I think what we really need to be thinking about isn’t so much big data but “big query”. We already have a cloud model (Hadoop) that’s designed to distribute questions based on where the data needed to answer the questions might reside. The problem is that these systems presume that the data can be independently analyzed in each of the repositories in which it’s stored. If we want to analyze the correlation of two variables, we need both of them in the same place, and that might well mean that we have to suck all the big data to one massive virtual database to analyze, which is going to be enormously costly. Further, we could have done this in the old days of sending tapes and even then it was unwieldy. We need to make technology work better for us in this problem.
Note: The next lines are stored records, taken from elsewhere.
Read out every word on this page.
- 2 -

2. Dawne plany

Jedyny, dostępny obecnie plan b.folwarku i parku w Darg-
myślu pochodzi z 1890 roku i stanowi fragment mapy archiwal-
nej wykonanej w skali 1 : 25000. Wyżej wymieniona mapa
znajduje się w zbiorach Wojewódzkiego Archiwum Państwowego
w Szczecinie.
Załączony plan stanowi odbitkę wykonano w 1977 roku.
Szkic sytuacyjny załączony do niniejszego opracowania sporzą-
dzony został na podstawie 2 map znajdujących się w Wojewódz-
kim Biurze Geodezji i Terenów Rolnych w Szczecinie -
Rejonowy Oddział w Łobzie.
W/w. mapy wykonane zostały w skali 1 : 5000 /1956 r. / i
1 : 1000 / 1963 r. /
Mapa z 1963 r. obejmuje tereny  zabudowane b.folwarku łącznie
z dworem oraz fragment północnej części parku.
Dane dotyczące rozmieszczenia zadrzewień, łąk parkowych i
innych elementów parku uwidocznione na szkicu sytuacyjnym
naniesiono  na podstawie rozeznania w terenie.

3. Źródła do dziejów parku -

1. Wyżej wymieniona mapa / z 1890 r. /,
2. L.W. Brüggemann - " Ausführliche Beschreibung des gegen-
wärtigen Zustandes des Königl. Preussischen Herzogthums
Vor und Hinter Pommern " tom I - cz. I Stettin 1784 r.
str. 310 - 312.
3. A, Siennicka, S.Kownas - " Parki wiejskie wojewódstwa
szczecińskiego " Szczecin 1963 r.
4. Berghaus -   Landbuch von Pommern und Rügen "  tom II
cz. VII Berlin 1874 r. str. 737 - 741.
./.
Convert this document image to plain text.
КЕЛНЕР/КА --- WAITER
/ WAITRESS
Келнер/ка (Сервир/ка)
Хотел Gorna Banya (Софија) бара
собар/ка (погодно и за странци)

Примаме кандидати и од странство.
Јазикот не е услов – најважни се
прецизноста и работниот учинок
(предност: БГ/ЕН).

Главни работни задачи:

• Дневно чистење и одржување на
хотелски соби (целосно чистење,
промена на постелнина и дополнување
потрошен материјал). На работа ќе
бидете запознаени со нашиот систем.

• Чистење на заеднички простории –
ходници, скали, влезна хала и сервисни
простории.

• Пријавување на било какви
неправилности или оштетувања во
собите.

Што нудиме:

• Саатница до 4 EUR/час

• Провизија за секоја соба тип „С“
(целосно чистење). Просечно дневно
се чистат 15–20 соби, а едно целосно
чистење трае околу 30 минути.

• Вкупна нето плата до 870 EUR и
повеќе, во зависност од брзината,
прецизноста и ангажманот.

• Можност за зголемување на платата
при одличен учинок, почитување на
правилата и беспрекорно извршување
Big query would have to be a technique to perform culling on big data in its distributed form, to extract from it the elements that might meet the correlative criteria on which most data analysis has always depended. That means sending screening queries to each data node, having them reply with results, and then correlating them centrally. This is almost a data topology problem in one sense; based on the results from each data node we could pick the cheapest place to join them. It may also be a probabilistic problem, like finding the God Particle. We could apply screening criteria with the knowledge that each level of screening would increase the risk we’d miss something by excluding it but decrease the burden of the analysis needed. So maybe we say “I want a three-sigma or less risk of exclusion” and see what data volumes and costs result, then maybe increase that risk to two sigmas if we can’t afford the results.
I agree big data is a great opportunity, as I said. I think we need to start thinking about the specifics of how to address it and not sweep them aside in an orgy of enthusiasm. That’s the only way to make sure that the big data wave doesn’t become just a hype-wave flash in the pan.